Stir-fry Taiwanese-style Scallops and Shrimp
- Wok or skillet
- 8 oz scallop
- 8 oz shrimp
- 2 tbsp shaoxing rice wine
- 1 tbsp ginger root
- ½ tsp sea salt
- ¼ tsp white pepper
- 2 tbsp olive oil extra virgin
- 3 cloves garlic
- 2 tsp chili bean sauce
- 4 oz chives
- Cut the scallops in half.
- Combine the scallops, shrimp, 1 tbsp rice wine, ginger, salt, and pepper. Refrigerate uncovered for 45 minutes.
- Heat a wok or skillet over high heat until hot.
- Add 1 tbsp oil, 1 of the garlic cloves and stir-fry until fragrant (10 seconds).
- Push the garlic to the side and add the scallop and shrimp mixture.
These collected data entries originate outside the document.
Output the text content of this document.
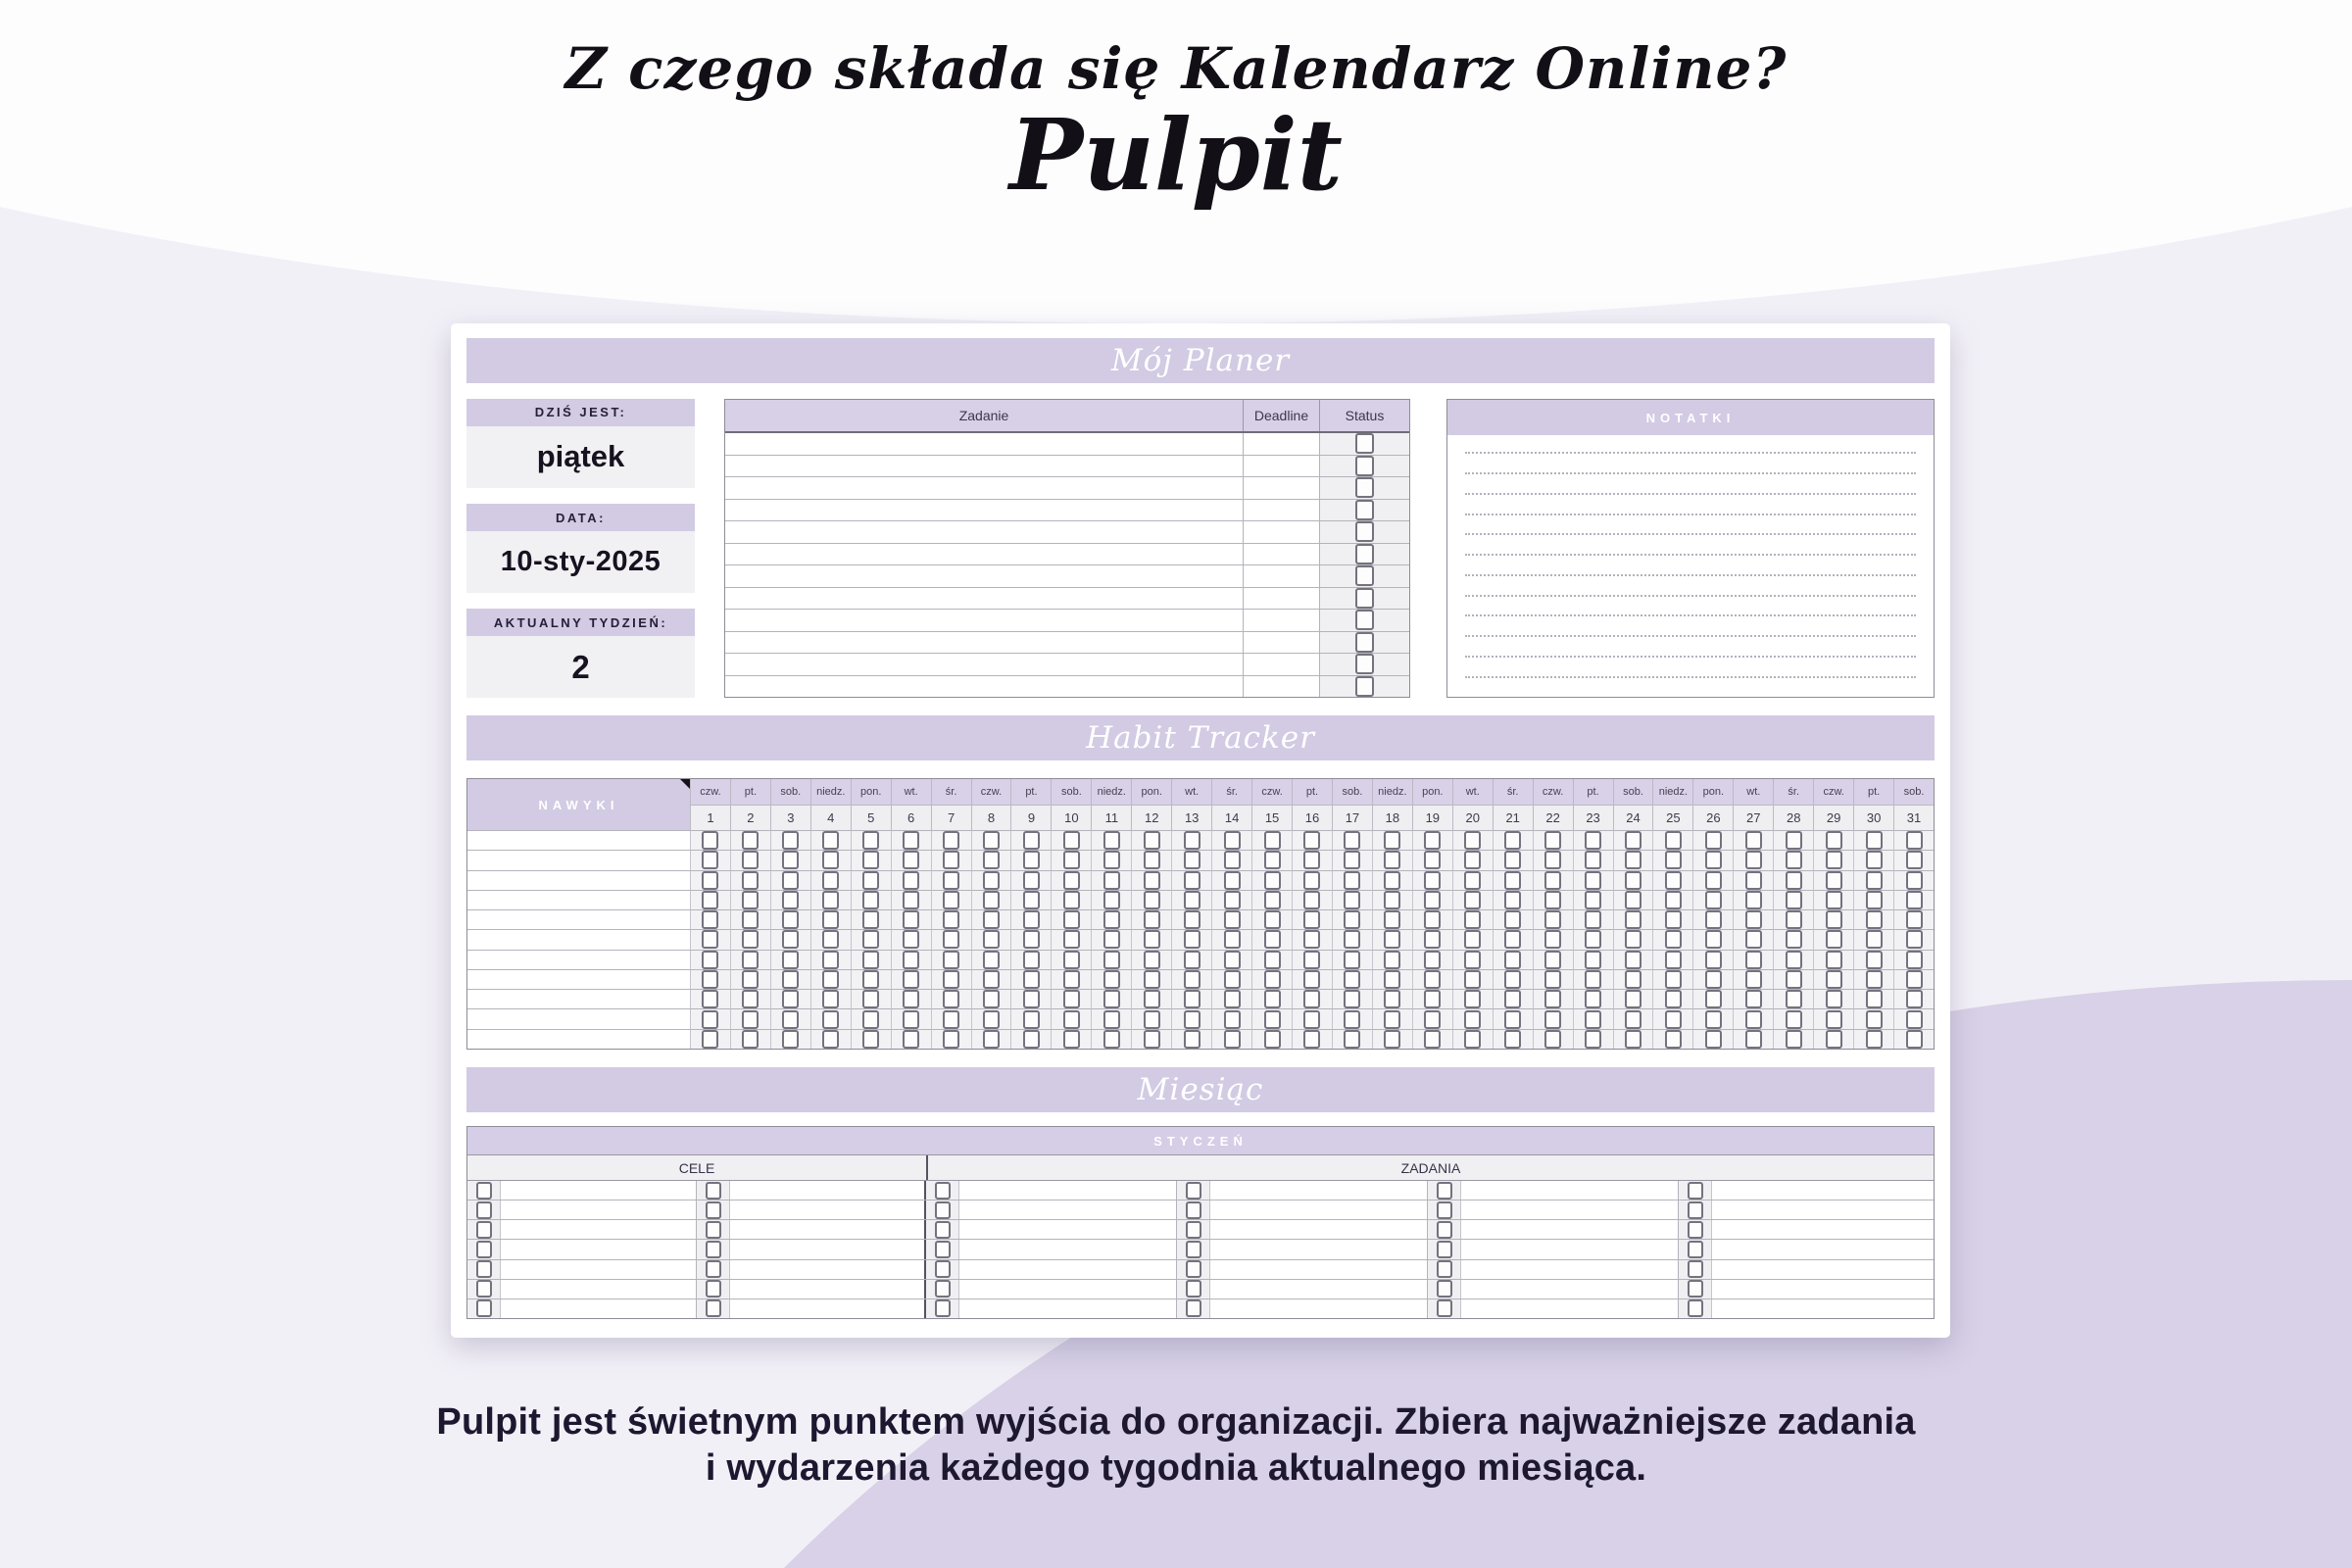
Z czego składa się Kalendarz Online?
Pulpit
Mój Planer
DZIŚ JEST:
piątek
DATA:
10-sty-2025
AKTUALNY TYDZIEŃ:
2
Zadanie	Deadline	Status	NOTATKI
Habit Tracker
NAWYKI
czw.	pt.	sob.	niedz.	pon.	wt.	śr.	czw.	pt.	sob.	niedz.	pon.	wt.	śr.	czw.	pt.	sob.	niedz.	pon.	wt.	śr.	czw.	pt.	sob.	niedz.	pon.	wt.	śr.	czw.	pt.	sob.
1	2	3	4	5	6	7	8	9	10	11	12	13	14	15	16	17	18	19	20	21	22	23	24	25	26	27	28	29	30	31
Miesiąc
STYCZEŃ
CELE	ZADANIA
Pulpit jest świetnym punktem wyjścia do organizacji. Zbiera najważniejsze zadania
i wydarzenia każdego tygodnia aktualnego miesiąca.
Allow to cook 1 minute without stirring.
- Stir-fry 30 seconds until scallops are opaque and shrimp just turned orange, but not completely cooked. Transfer to a plate.
- Add the other tbsp of oil and remaining 2 garlic cloves and cook until fragrant.
- Return the seafood, add the bean sauce, and stir-fry another minute.
- Add chives and 1 tbsp rice wine. Stir-fry until shrimp and scallops are cooked.